La version des Femen erronée

Inna Shevchenko, porte-parole des Femen à Paris, a affirmé à l'AFP que les «deux imams étaient en train de parler de la question de savoir s'il faut battre ou non sa femme», lorsqu'elles ont fait irruption. Elle a ajouté sur Facebook qu'au «salon musulman», on apprend «à accepter le viol conjugal...».

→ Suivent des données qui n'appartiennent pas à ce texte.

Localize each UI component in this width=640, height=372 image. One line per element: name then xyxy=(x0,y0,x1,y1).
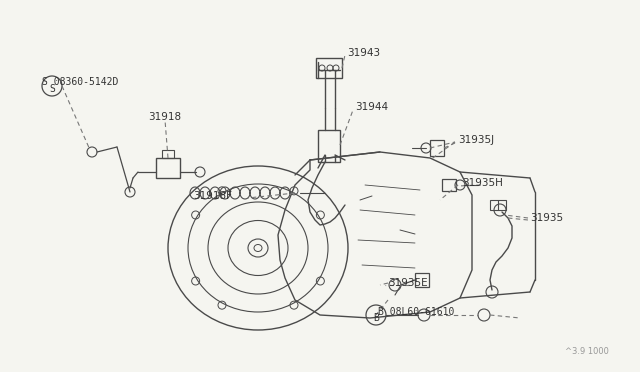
Text: 31935: 31935 xyxy=(530,213,563,223)
Text: B 08L60-61610: B 08L60-61610 xyxy=(378,307,454,317)
Text: ^3.9 1000: ^3.9 1000 xyxy=(565,347,609,356)
Bar xyxy=(490,200,506,210)
Bar xyxy=(442,179,456,191)
Text: 31943: 31943 xyxy=(347,48,380,58)
Bar xyxy=(162,150,174,158)
Text: S: S xyxy=(49,84,55,94)
Bar xyxy=(156,158,180,178)
Text: S 08360-5142D: S 08360-5142D xyxy=(42,77,118,87)
Text: 31918F: 31918F xyxy=(193,191,232,201)
Bar xyxy=(430,140,444,156)
Text: 31935J: 31935J xyxy=(458,135,494,145)
Bar xyxy=(415,273,429,287)
Bar xyxy=(316,58,342,78)
Text: 31935E: 31935E xyxy=(388,278,428,288)
Bar xyxy=(318,130,340,162)
Text: 31935H: 31935H xyxy=(462,178,503,188)
Text: B: B xyxy=(373,313,379,323)
Text: 31944: 31944 xyxy=(355,102,388,112)
Text: 31918: 31918 xyxy=(148,112,181,122)
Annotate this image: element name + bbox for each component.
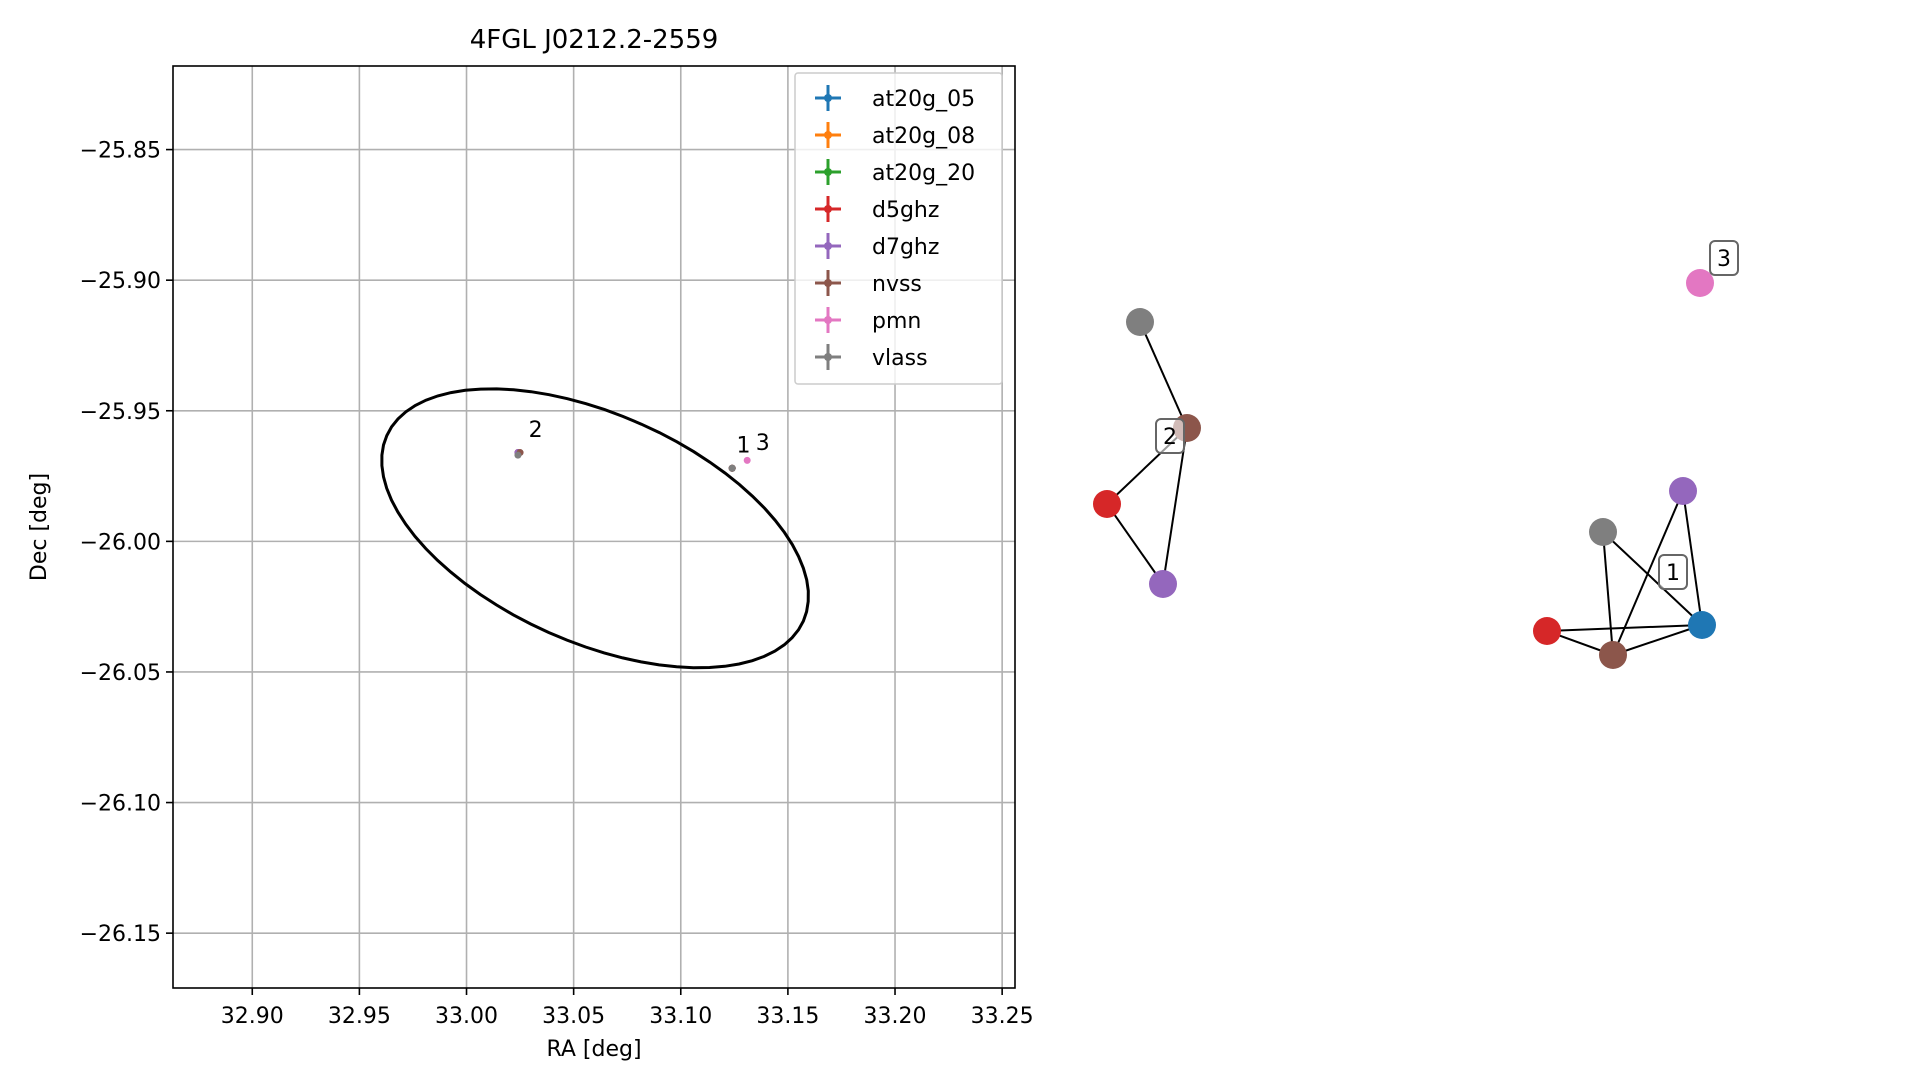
- network-node-d5ghz: [1093, 490, 1121, 518]
- legend-marker: [824, 94, 832, 102]
- y-ticks: −25.85 −25.90 −25.95 −26.00 −26.05 −26.10 −26.…: [80, 139, 173, 947]
- network-nodes: [1093, 269, 1716, 669]
- point-annotation: 1: [736, 434, 750, 459]
- network-node-vlass: [1589, 518, 1617, 546]
- error-ellipse: [380, 387, 810, 670]
- point-annotation: 2: [529, 418, 543, 443]
- network-label-box: [1709, 240, 1739, 276]
- legend-marker: [824, 316, 832, 324]
- legend-entry-vlass: vlass: [815, 344, 928, 371]
- legend-marker: [824, 279, 832, 287]
- network-group-label: 1: [1658, 554, 1688, 590]
- network-label-text: 2: [1163, 425, 1177, 450]
- network-edge: [1546, 624, 1703, 632]
- legend-label: at20g_08: [872, 124, 975, 149]
- x-tick-label: 32.90: [221, 1004, 284, 1029]
- data-point-vlass: [728, 464, 736, 472]
- network-graph: 2 3 1: [1093, 240, 1739, 669]
- y-tick-label: −26.10: [80, 792, 161, 817]
- legend-label: at20g_20: [872, 161, 975, 186]
- legend-marker: [824, 168, 832, 176]
- network-edge: [1162, 427, 1188, 585]
- grid: [173, 66, 1015, 988]
- y-tick-label: −26.05: [80, 661, 161, 686]
- network-node-pmn: [1686, 269, 1714, 297]
- y-tick-label: −25.95: [80, 400, 161, 425]
- legend-marker: [824, 242, 832, 250]
- network-group-labels: 2 3 1: [1155, 240, 1739, 590]
- network-group-label: 3: [1709, 240, 1739, 276]
- network-label-text: 1: [1666, 561, 1680, 586]
- network-edges: [1106, 321, 1703, 656]
- legend-marker: [824, 353, 832, 361]
- y-tick-label: −26.00: [80, 530, 161, 555]
- legend-entry-nvss: nvss: [815, 270, 922, 297]
- network-node-d7ghz: [1669, 477, 1697, 505]
- legend-box: [794, 72, 1003, 385]
- legend: at20g_05 at20g_08 at20g_20 d5ghz d7ghz nvss pm…: [794, 72, 1003, 385]
- legend-label: vlass: [872, 346, 928, 371]
- network-node-d7ghz: [1149, 570, 1177, 598]
- legend-label: d5ghz: [872, 198, 939, 223]
- legend-entry-pmn: pmn: [815, 307, 921, 334]
- network-group-label: 2: [1155, 418, 1185, 454]
- legend-label: at20g_05: [872, 87, 975, 112]
- y-tick-label: −26.15: [80, 922, 161, 947]
- data-points: [514, 449, 751, 472]
- point-annotation: 3: [756, 431, 770, 456]
- x-tick-label: 33.05: [542, 1004, 605, 1029]
- x-tick-label: 33.10: [649, 1004, 712, 1029]
- network-label-box: [1155, 418, 1185, 454]
- y-axis-title: Dec [deg]: [27, 473, 52, 581]
- network-node-vlass: [1126, 308, 1154, 336]
- data-point-vlass: [514, 451, 522, 459]
- legend-entry-at20g_20: at20g_20: [815, 159, 975, 186]
- axes-frame: [172, 65, 1016, 989]
- x-tick-label: 33.00: [435, 1004, 498, 1029]
- x-tick-label: 33.25: [971, 1004, 1034, 1029]
- network-label-box: [1658, 554, 1688, 590]
- x-tick-label: 32.95: [328, 1004, 391, 1029]
- network-node-at20g: [1688, 611, 1716, 639]
- legend-entry-d5ghz: d5ghz: [815, 196, 939, 223]
- legend-entry-d7ghz: d7ghz: [815, 233, 939, 260]
- network-edge: [1682, 490, 1703, 626]
- network-node-nvss: [1599, 641, 1627, 669]
- scatter-annotations: 1 3 2: [529, 418, 770, 459]
- network-node-d5ghz: [1533, 617, 1561, 645]
- data-point-pmn: [743, 456, 751, 464]
- network-edge: [1106, 503, 1164, 585]
- x-tick-label: 33.20: [864, 1004, 927, 1029]
- x-tick-label: 33.15: [756, 1004, 819, 1029]
- plot-title: 4FGL J0212.2-2559: [470, 25, 719, 55]
- legend-marker: [824, 131, 832, 139]
- legend-entry-at20g_05: at20g_05: [815, 85, 975, 112]
- y-tick-label: −25.90: [80, 269, 161, 294]
- x-ticks: 32.90 32.95 33.00 33.05 33.10 33.15 33.20 33.25: [221, 988, 1034, 1029]
- y-tick-label: −25.85: [80, 139, 161, 164]
- legend-marker: [824, 205, 832, 213]
- legend-entry-at20g_08: at20g_08: [815, 122, 975, 149]
- network-edge: [1602, 531, 1614, 656]
- network-edge: [1139, 321, 1188, 429]
- x-axis-title: RA [deg]: [546, 1037, 641, 1062]
- legend-label: pmn: [872, 309, 921, 334]
- legend-label: d7ghz: [872, 235, 939, 260]
- network-edge: [1612, 624, 1703, 656]
- legend-label: nvss: [872, 272, 922, 297]
- network-edge: [1602, 531, 1703, 626]
- network-label-text: 3: [1717, 247, 1731, 272]
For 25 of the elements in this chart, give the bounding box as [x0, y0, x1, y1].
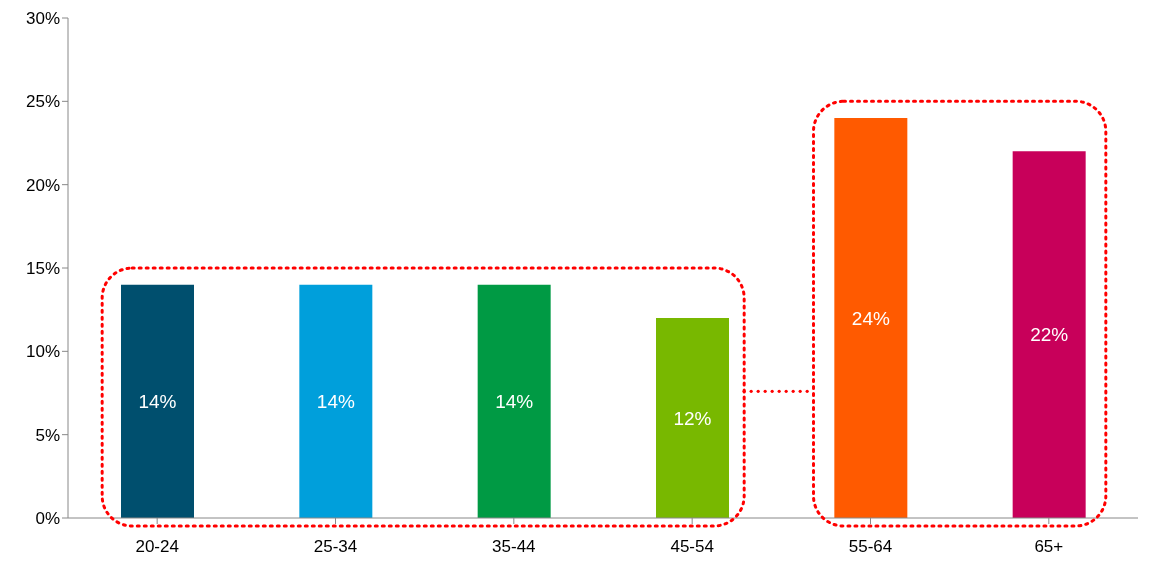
y-tick-label: 15% [25, 259, 60, 279]
x-tick-label: 25-34 [313, 537, 358, 557]
y-tick-label: 25% [25, 92, 60, 112]
data-label: 14% [316, 391, 355, 413]
x-tick-label: 45-54 [670, 537, 714, 557]
x-tick-label: 20-24 [135, 537, 179, 557]
data-label: 14% [138, 391, 177, 413]
data-label: 12% [673, 407, 712, 429]
x-tick-label: 55-64 [848, 537, 893, 557]
data-label: 14% [495, 391, 534, 413]
bar [477, 284, 551, 518]
bar [656, 318, 729, 518]
x-tick-label: 65+ [1034, 537, 1064, 557]
y-tick-label: 5% [35, 425, 60, 445]
y-tick-label: 0% [35, 509, 60, 529]
y-tick-label: 20% [25, 175, 60, 195]
bar [121, 284, 194, 518]
y-tick-label: 30% [25, 9, 60, 29]
bar [1012, 151, 1086, 518]
data-label: 22% [1030, 324, 1069, 346]
bar [299, 284, 373, 518]
x-tick-label: 35-44 [492, 537, 536, 557]
y-tick-label: 10% [25, 342, 60, 362]
bar [834, 118, 908, 518]
data-label: 24% [851, 307, 890, 329]
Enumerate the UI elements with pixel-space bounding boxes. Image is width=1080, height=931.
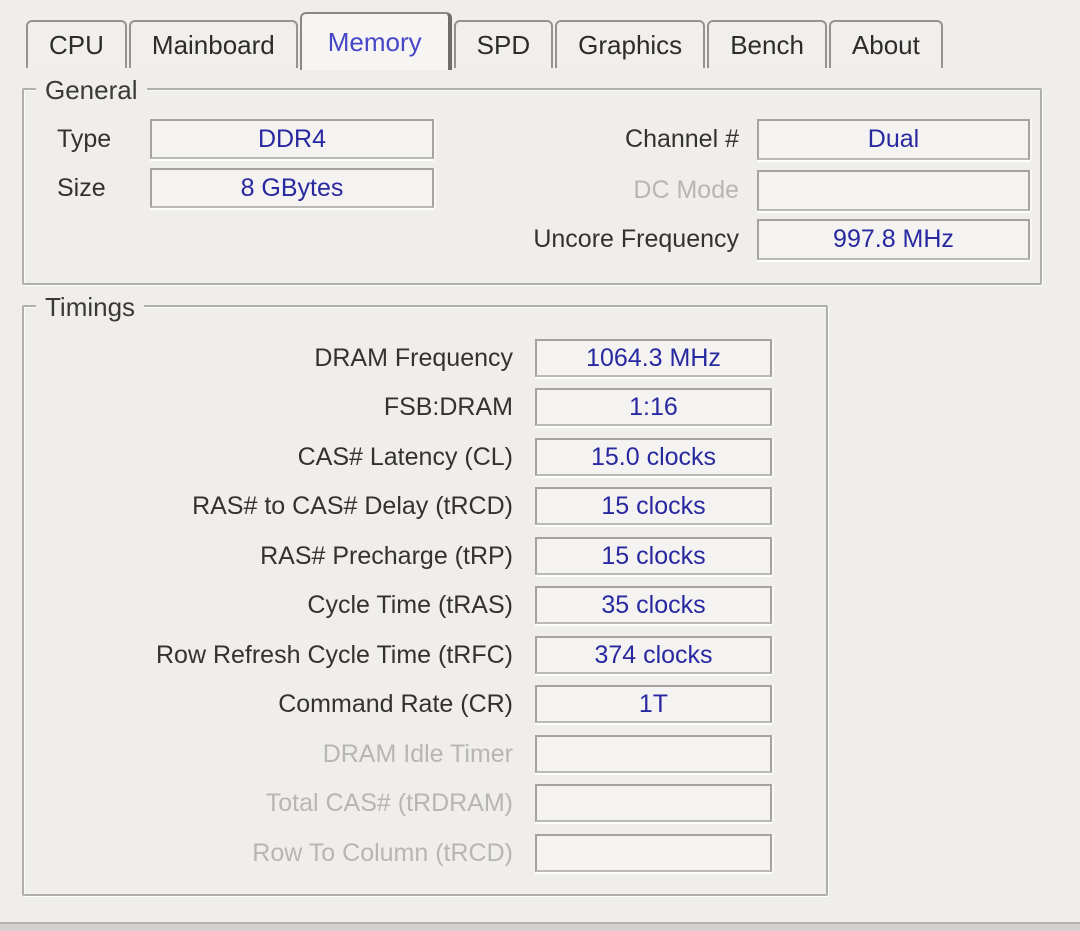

Cette version est fausse. Medhi Kabir était en train de demander aux musulmans d'avoir un comportement exemplaire avec les femmes, «de suivre le modèle du prophète», qui ne «tapait jamais sa femme» et qui ne «se faisait pas servir». Voici la dernière phrase prononcée:

«Nous voulons des musulmans et des musulmanes qui se comportent comme s'est comporté le prophète...»

Update

Dans une interview aux Inrocks, Inna Shevchenko précise à propos de ce qu'elle a dit à l'AFP:

«J’ai dit que les imams ont abordé cette question par le fait même d’expliquer que, comme Mahomet ne battait pas sa femme, les hommes ne doivent pas le faire. Pour nous, le fait même de rappeler qu’il ne faut pas battre sa femme est en soit un débat puisque cela n’est pas évident pour toute l’audience. Certains d’entre eux se sont d’ailleurs empressés de ne pas suivre ce conseil et de frapper nos deux activistes.»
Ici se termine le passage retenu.